The surge in teen vaping led the Food and Drug Administration to force through new policies aimed at restricting access to flavored e-cigarette products in retail and online stores, while Juul decided to pull most of its flavored products off retail shelves, at least temporarily.

Levy and his team acknowledged the lack of timely data looking at Juul’s influence on teen smoking rates. Though he doesn’t necessarily think it would change the overall picture.

“The data that I have seen so far indicates that vaping has increased, but little has changed in terms of smoking rates,” Levy told Gizmodo via email. “Much of the vaping is low intensity use (less than 5 days in the last month), but some is more regular use as indicative of addiction.
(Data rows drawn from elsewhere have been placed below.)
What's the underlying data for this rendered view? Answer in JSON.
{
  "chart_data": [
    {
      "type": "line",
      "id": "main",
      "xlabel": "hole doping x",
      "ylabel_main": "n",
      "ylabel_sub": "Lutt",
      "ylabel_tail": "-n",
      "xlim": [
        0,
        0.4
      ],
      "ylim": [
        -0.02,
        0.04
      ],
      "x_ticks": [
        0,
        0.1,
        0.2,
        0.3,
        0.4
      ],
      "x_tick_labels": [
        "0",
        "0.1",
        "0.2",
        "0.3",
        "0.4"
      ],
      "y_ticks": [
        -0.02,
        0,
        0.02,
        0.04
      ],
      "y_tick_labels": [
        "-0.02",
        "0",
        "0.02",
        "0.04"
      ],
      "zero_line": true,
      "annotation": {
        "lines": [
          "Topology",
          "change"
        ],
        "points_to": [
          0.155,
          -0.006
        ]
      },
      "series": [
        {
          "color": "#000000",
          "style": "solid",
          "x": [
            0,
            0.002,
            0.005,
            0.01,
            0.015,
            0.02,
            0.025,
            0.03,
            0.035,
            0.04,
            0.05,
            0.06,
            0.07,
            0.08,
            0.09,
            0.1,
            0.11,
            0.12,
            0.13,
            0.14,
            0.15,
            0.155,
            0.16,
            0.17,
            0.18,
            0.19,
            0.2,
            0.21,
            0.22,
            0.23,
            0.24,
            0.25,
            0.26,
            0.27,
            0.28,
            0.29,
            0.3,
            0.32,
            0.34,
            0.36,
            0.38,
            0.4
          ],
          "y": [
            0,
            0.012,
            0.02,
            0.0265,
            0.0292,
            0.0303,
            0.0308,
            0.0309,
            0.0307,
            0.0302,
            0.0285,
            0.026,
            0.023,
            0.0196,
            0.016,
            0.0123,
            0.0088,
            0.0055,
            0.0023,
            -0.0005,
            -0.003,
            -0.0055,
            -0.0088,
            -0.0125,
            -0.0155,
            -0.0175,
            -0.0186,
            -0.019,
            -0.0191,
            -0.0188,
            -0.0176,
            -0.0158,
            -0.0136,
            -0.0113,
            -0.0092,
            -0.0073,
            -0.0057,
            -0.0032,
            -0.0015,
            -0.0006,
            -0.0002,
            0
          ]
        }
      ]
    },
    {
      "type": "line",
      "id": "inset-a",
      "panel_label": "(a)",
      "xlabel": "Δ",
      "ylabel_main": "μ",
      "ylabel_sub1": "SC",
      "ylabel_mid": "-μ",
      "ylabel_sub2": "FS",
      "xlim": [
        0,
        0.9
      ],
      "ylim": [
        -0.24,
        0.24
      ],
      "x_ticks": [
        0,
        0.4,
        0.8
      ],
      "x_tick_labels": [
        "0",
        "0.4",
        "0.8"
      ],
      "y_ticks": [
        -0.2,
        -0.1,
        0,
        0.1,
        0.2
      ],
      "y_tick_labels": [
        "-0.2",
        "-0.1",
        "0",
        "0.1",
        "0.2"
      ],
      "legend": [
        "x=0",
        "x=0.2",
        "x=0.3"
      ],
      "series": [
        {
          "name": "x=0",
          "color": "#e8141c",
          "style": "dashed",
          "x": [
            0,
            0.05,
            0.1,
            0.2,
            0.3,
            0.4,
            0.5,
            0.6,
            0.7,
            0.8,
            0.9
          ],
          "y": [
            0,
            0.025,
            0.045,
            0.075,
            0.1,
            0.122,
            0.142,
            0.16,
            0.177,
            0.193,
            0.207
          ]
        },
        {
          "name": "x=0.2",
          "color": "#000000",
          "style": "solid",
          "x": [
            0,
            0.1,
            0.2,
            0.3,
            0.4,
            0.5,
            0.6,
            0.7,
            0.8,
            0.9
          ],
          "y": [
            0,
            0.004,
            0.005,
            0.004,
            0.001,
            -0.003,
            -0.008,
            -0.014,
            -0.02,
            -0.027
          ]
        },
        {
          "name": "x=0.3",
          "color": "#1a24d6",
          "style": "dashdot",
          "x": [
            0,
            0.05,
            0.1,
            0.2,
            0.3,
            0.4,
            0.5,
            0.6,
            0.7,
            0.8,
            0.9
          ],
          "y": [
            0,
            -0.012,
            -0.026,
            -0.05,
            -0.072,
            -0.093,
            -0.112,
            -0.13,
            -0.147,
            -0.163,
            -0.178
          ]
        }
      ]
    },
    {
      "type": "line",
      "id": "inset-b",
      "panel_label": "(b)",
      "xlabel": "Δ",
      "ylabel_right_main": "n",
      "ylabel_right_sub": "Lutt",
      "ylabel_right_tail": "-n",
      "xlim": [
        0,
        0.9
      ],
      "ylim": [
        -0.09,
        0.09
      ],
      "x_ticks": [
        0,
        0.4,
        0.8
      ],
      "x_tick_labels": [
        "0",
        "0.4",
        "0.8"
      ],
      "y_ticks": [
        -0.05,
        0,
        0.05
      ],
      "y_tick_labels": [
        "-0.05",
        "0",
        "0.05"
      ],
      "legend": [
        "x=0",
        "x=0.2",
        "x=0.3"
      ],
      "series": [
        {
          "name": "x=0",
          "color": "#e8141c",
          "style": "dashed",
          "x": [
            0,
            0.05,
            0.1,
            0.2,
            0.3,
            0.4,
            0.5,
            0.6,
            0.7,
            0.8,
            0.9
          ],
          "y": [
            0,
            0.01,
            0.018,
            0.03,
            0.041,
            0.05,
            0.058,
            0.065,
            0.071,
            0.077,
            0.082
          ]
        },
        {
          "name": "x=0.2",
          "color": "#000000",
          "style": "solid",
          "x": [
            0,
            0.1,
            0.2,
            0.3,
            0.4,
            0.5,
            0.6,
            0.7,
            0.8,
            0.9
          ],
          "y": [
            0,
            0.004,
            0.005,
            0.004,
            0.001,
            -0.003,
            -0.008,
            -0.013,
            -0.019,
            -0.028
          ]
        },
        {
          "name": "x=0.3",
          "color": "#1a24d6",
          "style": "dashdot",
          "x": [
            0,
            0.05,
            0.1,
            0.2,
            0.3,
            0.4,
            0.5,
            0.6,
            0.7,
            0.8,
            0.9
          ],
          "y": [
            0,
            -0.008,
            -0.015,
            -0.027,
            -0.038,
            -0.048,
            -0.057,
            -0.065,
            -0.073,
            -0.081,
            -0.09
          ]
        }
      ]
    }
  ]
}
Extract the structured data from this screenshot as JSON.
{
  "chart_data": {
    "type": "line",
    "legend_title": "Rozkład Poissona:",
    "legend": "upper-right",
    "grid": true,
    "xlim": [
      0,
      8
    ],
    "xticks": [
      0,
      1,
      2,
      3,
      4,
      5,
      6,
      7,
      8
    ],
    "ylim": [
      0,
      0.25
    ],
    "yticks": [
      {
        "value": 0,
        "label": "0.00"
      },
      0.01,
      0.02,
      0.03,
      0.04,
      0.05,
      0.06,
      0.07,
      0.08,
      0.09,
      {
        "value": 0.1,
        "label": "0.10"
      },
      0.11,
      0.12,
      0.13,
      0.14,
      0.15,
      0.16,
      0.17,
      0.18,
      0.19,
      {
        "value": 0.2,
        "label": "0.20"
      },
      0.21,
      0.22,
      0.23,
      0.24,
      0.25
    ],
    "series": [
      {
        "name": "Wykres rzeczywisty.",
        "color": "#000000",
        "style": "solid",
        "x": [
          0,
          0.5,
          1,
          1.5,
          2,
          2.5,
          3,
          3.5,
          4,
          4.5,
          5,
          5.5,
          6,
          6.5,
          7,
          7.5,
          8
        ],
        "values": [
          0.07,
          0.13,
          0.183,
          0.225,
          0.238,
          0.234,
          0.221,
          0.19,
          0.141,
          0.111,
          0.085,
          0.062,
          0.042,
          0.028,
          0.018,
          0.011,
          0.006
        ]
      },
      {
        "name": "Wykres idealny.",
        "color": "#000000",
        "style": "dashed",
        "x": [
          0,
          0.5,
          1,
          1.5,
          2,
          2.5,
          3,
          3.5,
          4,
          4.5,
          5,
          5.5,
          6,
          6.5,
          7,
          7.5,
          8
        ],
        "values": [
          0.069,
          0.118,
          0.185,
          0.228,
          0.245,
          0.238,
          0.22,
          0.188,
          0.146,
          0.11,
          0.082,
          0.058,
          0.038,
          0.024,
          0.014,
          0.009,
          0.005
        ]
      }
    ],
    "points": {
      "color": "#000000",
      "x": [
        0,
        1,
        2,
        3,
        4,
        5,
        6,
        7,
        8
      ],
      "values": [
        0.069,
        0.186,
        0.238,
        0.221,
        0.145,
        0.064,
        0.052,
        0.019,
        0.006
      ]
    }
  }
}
It is much too soon to say the combined effects, and I expect that we probably will not even have a good indication of the effects for at least another year.”

Ultimately, while Levy and his team aren’t pushing for teens to take up vaping, they do think the conversation surrounding vaping needs to be nuanced and studied more.

“The most important take away from my study is that the public health implications of vaping are complex. We should not just focus on vaping, but should consider its effect on smoking,” he said. “Smoking presents far greater health risks, so that any reduction in smoking that arise as a result of vaping needs to be given strong consideration in evaluating any additional health risks that vaping may present.”